La thématique « domestique » a très souvent donné de grandes oeuvres en littérature avec Schnitzler ou Genet et au cinéma chez Renoir, Buñuel ou Losey pour ne citer qu’eux. On imagine donc aisément que lorsque Sebastián Silva décide de s’attaquer à ce sujet, il a un taux de réussite supérieur à la normale. Surtout que lui-même a vécu en immersion toute son enfance, entouré de bonnes qui se relayaient pour lui remplir la cuillère en argent qu’il avait dans sa bouche dentelée d’or. C’est grâce à cela qu’il arrive à nous servir sur plateau un film juste, cocasse, mais dont on sent parfois qu’il est plafonné par une décence, certainement aidée par un devoir d’hommage rendu à celles qui l’ont élevé avec des principes judéo-chrétiens propres à la culture chilienne, qu’il se garde de ne pas transgresser. Pour des raisons économiques, il n’a pu tourner ce film en 16mm comme il le souhaitait et pourtant, à voir son découpage, sa caméra en fuite constante, son montage au cordeau, on pense volontiers qu’il avait conçu son projet de façon très dogmatique pour en retenir les leçons les plus abouties du courant, Festen en pole.

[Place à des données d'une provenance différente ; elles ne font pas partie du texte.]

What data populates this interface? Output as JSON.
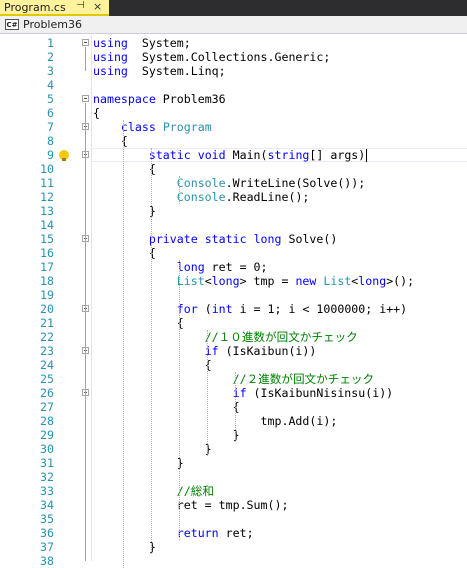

Il s’est donc très bien accommodé de ces danoiseries pour nous aspirer au sein d’un microcosme où l’on a le sentiment de rentrer par effraction, aidé par la vidéo et son allure documentaire. La première séquence nous invite à la table d’une famille de la bourgeoisie et de son appendice pendouillant, leur bonne, Raquel : la Nana, membre du clan à l’importance d’un animal domestique. Elle est la clef de voûte du film, sa réussite, et elle permet la compréhension des modes de fonctionnement des classes supérieures du sous-continent américain. Les fondations du film tiennent sur cet élément rapidement identifié : tout est de l’ordre du paraître et de l’illusion. On croit que la bonne est intégrée car fêtée mais ce n’est qu’une ruse sentimentale pour mieux l’impliquer faussement et l’asservir. Il est tout de suite clair que Raquel est une esclave, celle des affects, nouvelle oppression moderne. Elle est limitée économiquement, culturellement et de ce fait psychiquement. Elle voudrait être l’égale de sa patronne mais n’en est réduite qu’à la condition d’une guenon frustrée, incapable d’enfanter. Elle a fort à faire dans cette maison où la figure paternelle est inexistante : il passe son temps à jouer et à fuir le domicile. Quoi qu’il en soit, c’est une demeure sous emprise féminine. Alors Silva efface les rôles masculins, là où lui-même aurait été intéressant à étudier s’il avait creusé le rôle de l’ado palucheur qui recolore ses draps nuit après nuit. Il aurait pu pousser un peu plus loin les dérèglements intérieurs, nous surprendre, nous abuser en instaurant le malaise sexuel, par exemple. Dommage aussi que le film se fourvoie en toute fin pour mettre en lumière ce qui l’affaiblit dans ses propos mais qui est tout de même gommé grâce à la fluidité globale de l’oeuvre, portée par une grande justesse d’interprétation. On sort sur une fausse note naïve avec la déception de ne pas avoir quitté la salle cinq minutes plus tôt.